You try to gasp… try struggling for deeper breaths…
…and you look for someone or something to blame.
It’s like I’ve already said: This is your brain’s fault. But brains get away with an awful lot of hinky shit that we wind up blaming on other things.
What you wind up blaming for the autopilot-breathing-crushed-chest-lima-bean-lung thing depends on who you are. Where you live. What you believe. It depends on what Mom and Dad taught you to fear.
The religious blame demons perched upon their chest, so they see demons. The secular blame aliens strapping them to the bed, so they see aliens. And the prudish see succubae mounting them for their precious seed, and people in snowy regions see an old hag, although it is not clear just why that is.
The Assyrians blamed alus and the Sumerians blamed lillus.

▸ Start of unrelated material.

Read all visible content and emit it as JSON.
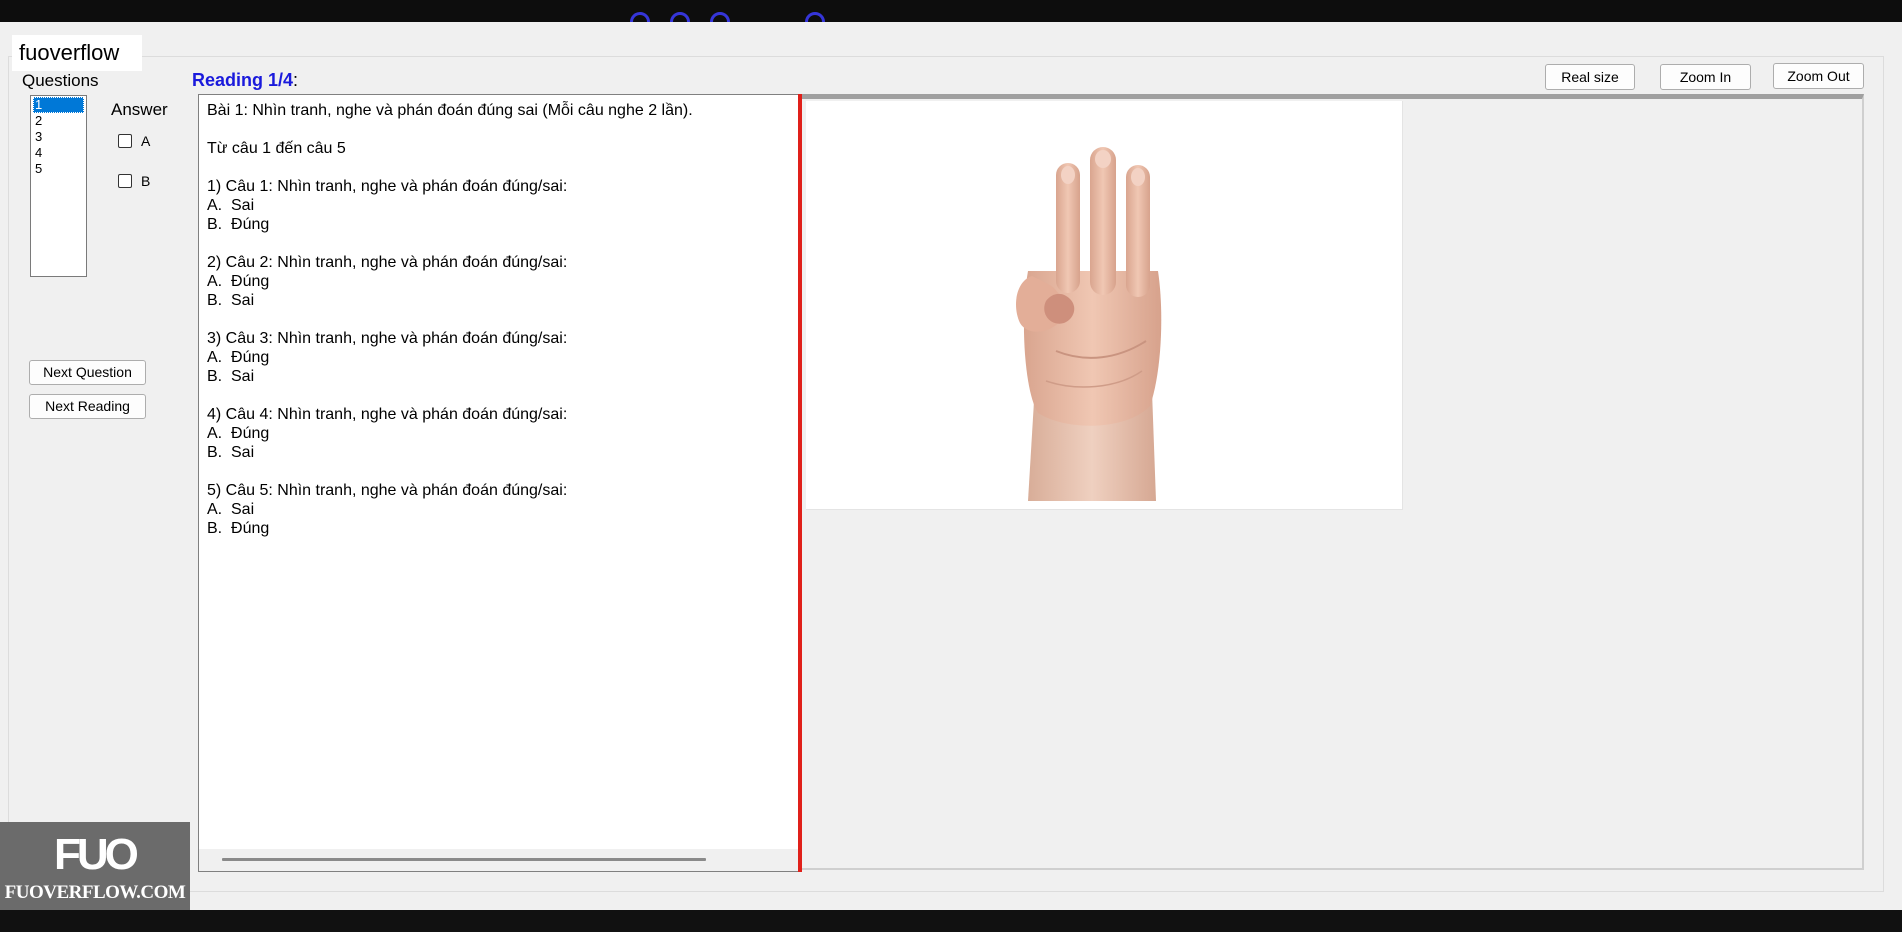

The Greeks blamed ephilates and pnigalions, the Norse blamed maras, and Arabs blamed al-hahas, al-khanaqs, and al-gathans.**
I blame my brain but I still see Tarab. Tarab looks an awful lot like the Silence from “Doctor Who.”
I am telling you these things because you are my friends, and I want you to know where I am coming from before we go any farther.
This world is one big freak show if you take the time to look around.
Me, I am the Coma Knight, and I am just getting started.
**A lot of this information can be found in Shelley Adler’s excellent book, Sleep Paralysis: Night-mares, Nocebos, and the Mind-Body Connection (New Brunswick: Rutgers University Press, 2011).